After two months reading an 850 page book of a man’s philosophy on his life, I needed something punchy, relatively short and FEMININE. This is when I picked up The Power by Naomi Alderman. This dystopian sci-fi first came across my bookstore counter at the end of last year when a class set was ordered by a local girls’ high school (who have an incredible English department). Then it flickered my interest again when it won the 2017 Baileys Women’s Prize for Fiction.
On page one, we’re told we’re reading The Power: A Historical Novel by Neil Adam Armon, a researcher 5,000 years in the future. The story is narrated by four characters in a now-ish time period. We meet Roxy, a young daughter of a London gang boss. Then we meet Allie, an American foster child on the run. And there’s Margot, a middle aged American politician on the rise. Then we meet our only male voice, Tunde, who is a Nigerian journalism student. We are introduced to these characters with the text “Ten years to go” – ten years until what? As a reader, we’re not yet sure.
Roxy is one of the youngest at 14 and “one of the first.” When she and her mother are attacked by two unknown men in their home, she “feels the thing like pins and needles along her arms… she’s glittering, inside.” Roxy grabs one of the men by the arm and electrocutes him to the ground, leaving scarring up his arm. This inciting incident happens in the first chapter, and the speeding pace of the plot does not slow down.
Roxy is not alone with her newfound ability. Young women around the world are also discovering their electric power and are passing it on to other women. The women come together to finely hone and craft their power to become stronger and more concise. The internet is awash with memes and ‘how to’ videos on YouTube. Fox News is freaking out. Local governments are considering closing schools. Margot, our politician, thinks it’s all a joke until her daughter is caught electrocuting her male classmates. Allie finds solace in a convent and Tunde’s citizen journalism is being picked up by major networks.
The physical strength that women now have leads to a revolution of sorts – a flip in gender power. As it turns out, not all of the women use their power for good. This is a world where there are no heroes. Alderman makes it clear that a complete reversal of gender dominance wouldn’t fix the world’s problems. This is definitely a story where everyone is at fault and the portrayal of villain and victim change and morph.

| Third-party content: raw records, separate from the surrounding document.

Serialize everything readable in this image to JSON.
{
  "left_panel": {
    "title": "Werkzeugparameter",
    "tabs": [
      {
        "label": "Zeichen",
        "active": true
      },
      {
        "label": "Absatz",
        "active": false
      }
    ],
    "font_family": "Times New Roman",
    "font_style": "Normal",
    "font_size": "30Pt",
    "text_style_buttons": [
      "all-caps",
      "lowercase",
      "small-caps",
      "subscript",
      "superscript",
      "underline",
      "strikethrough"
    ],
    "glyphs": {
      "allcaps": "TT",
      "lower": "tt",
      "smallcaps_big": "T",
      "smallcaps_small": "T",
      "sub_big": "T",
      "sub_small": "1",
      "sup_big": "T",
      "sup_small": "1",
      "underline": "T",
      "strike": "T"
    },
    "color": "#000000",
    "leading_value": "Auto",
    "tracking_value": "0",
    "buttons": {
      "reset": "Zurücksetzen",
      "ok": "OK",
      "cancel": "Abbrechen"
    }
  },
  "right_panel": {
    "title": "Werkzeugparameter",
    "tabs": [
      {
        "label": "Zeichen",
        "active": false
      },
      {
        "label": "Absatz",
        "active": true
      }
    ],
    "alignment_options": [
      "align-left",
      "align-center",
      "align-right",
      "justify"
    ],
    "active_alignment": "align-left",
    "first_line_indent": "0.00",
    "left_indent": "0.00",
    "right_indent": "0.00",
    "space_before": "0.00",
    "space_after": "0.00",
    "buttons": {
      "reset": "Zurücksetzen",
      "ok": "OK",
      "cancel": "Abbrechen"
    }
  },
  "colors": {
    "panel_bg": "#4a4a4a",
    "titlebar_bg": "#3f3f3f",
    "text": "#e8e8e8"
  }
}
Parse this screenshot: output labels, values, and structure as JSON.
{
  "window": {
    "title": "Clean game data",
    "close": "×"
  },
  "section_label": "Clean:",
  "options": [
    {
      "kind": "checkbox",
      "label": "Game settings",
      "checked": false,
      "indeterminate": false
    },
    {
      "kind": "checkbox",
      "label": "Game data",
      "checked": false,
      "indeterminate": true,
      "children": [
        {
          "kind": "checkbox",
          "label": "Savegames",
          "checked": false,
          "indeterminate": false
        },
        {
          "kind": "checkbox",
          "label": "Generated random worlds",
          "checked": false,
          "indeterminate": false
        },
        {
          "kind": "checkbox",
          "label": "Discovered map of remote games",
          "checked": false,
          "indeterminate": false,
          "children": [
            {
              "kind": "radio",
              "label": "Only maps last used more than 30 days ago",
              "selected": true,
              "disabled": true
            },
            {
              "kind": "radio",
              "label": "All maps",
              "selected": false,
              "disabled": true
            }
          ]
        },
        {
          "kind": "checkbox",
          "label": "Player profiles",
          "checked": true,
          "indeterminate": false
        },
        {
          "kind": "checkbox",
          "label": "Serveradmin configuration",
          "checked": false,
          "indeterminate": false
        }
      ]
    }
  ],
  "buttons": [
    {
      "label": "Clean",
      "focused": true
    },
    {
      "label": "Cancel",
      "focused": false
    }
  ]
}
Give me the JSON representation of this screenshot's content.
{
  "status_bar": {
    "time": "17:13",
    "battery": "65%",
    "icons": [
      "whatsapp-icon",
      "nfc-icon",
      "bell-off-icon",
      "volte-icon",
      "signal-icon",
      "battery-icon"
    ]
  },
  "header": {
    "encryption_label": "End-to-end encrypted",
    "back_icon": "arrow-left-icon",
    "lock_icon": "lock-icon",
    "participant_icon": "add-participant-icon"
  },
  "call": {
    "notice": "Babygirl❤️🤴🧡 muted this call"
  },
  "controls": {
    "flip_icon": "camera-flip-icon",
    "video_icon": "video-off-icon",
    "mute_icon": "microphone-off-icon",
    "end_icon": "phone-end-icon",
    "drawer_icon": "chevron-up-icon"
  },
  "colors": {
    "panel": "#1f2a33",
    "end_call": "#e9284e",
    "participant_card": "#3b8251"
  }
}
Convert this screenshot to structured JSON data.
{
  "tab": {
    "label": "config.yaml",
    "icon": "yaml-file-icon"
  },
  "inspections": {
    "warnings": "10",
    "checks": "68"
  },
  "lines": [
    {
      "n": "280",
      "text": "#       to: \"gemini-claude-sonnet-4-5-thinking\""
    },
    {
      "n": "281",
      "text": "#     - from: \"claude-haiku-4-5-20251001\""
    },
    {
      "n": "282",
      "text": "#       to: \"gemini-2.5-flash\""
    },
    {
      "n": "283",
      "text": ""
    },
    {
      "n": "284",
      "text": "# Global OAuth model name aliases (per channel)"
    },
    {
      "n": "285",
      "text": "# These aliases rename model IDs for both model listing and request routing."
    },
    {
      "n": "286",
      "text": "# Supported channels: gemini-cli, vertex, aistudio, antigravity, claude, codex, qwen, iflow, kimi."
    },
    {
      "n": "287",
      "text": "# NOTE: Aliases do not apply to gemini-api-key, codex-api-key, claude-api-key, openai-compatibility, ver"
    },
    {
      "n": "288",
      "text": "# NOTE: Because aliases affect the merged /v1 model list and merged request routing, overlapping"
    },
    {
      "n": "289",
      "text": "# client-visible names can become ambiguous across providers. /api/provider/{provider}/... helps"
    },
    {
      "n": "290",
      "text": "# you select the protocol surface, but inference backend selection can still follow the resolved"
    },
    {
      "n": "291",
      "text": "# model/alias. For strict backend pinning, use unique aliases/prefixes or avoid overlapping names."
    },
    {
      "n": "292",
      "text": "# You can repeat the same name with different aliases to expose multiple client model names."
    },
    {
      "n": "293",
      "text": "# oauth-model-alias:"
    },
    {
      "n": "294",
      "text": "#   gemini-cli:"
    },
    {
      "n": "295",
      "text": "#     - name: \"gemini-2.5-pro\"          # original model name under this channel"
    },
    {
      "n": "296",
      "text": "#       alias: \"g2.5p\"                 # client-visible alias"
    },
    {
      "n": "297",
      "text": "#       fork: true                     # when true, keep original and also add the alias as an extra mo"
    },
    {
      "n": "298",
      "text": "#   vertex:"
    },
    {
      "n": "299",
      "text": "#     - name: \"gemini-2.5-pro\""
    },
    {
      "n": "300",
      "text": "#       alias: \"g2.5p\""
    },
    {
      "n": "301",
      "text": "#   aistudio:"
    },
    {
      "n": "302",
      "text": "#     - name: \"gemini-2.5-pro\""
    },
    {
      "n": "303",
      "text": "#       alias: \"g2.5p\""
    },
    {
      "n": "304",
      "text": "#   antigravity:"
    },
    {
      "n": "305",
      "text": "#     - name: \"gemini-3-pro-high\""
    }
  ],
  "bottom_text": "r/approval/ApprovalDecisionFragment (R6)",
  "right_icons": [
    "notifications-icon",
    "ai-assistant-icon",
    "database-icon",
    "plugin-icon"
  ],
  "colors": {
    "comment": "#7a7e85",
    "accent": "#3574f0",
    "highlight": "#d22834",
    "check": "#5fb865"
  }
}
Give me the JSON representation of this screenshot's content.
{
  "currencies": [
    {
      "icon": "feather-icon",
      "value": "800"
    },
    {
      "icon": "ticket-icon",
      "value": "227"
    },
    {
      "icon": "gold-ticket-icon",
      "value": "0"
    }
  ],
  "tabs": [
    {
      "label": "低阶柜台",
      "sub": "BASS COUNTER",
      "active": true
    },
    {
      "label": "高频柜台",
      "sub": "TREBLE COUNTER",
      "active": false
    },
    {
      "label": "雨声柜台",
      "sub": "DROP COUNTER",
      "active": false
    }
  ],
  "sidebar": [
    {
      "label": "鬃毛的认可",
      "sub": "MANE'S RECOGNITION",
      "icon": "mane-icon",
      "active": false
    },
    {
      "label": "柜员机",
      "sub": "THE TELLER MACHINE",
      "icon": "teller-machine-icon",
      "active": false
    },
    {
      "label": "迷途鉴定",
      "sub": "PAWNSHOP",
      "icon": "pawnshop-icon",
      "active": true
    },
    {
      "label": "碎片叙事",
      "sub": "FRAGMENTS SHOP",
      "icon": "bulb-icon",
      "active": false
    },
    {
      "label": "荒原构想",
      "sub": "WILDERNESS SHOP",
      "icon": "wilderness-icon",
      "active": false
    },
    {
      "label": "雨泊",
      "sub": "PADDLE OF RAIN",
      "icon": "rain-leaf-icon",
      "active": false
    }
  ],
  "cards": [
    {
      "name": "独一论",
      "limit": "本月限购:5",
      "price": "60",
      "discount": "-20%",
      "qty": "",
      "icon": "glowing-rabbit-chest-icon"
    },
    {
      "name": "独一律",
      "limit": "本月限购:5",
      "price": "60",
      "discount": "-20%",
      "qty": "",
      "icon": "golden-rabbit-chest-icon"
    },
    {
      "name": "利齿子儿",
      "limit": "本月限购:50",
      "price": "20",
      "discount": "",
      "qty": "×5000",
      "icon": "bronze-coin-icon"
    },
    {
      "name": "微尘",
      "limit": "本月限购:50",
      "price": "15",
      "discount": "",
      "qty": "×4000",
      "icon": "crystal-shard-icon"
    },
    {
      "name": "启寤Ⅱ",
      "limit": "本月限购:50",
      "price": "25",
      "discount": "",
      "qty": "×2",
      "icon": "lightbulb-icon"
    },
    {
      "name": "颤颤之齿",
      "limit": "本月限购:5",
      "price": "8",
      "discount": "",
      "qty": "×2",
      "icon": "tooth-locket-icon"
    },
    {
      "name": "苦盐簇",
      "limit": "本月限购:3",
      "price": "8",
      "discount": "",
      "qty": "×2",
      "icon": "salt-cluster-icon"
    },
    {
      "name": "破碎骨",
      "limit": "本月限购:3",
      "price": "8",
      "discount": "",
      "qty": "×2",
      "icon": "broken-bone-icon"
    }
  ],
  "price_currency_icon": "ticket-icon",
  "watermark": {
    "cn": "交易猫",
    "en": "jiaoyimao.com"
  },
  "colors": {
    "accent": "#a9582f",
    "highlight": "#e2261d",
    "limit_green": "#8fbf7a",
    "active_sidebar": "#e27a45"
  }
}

Alderman’s structural style of telling the story from the four different narrators is a clever tactic to gain a broader view of the epidemic. We read The Power not only in a traditional narrative structure but also by reading forums, diagrams and archival documents.
The book falls short though with how much it tries to squeeze into its structure. Ten year increments are told in only 30-40 pages. I felt like the story could have been more fleshed out. Truthfully, I wish there was more character development and less action. However, this need will be well fulfilled with a TV series made by Sister Pictures (who co-produced Broadchurch). Alderman is currently set to write and executive produce the series.
It’s undeniable that there’s a Margaret Atwood feeling to the novel. About 50 pages in, I looked up more about the author and book (tentatively, to avoid spoilers) and I found out Alderman was mentored by Atwood while writing The Power. It’s also a timely release with the resurgence of The Handmaid’s Tale popularity due to the TV series.
I read The Power with a sense of urgency. It immersed me in a feeling of discomfort for most of it. But in a way, it was the provocation of the plot and the characters that kept me reading. It was the question of, What could happen in a world where men lose their hold on dominance and authority? Would women truly bring the utopian peace we would expect?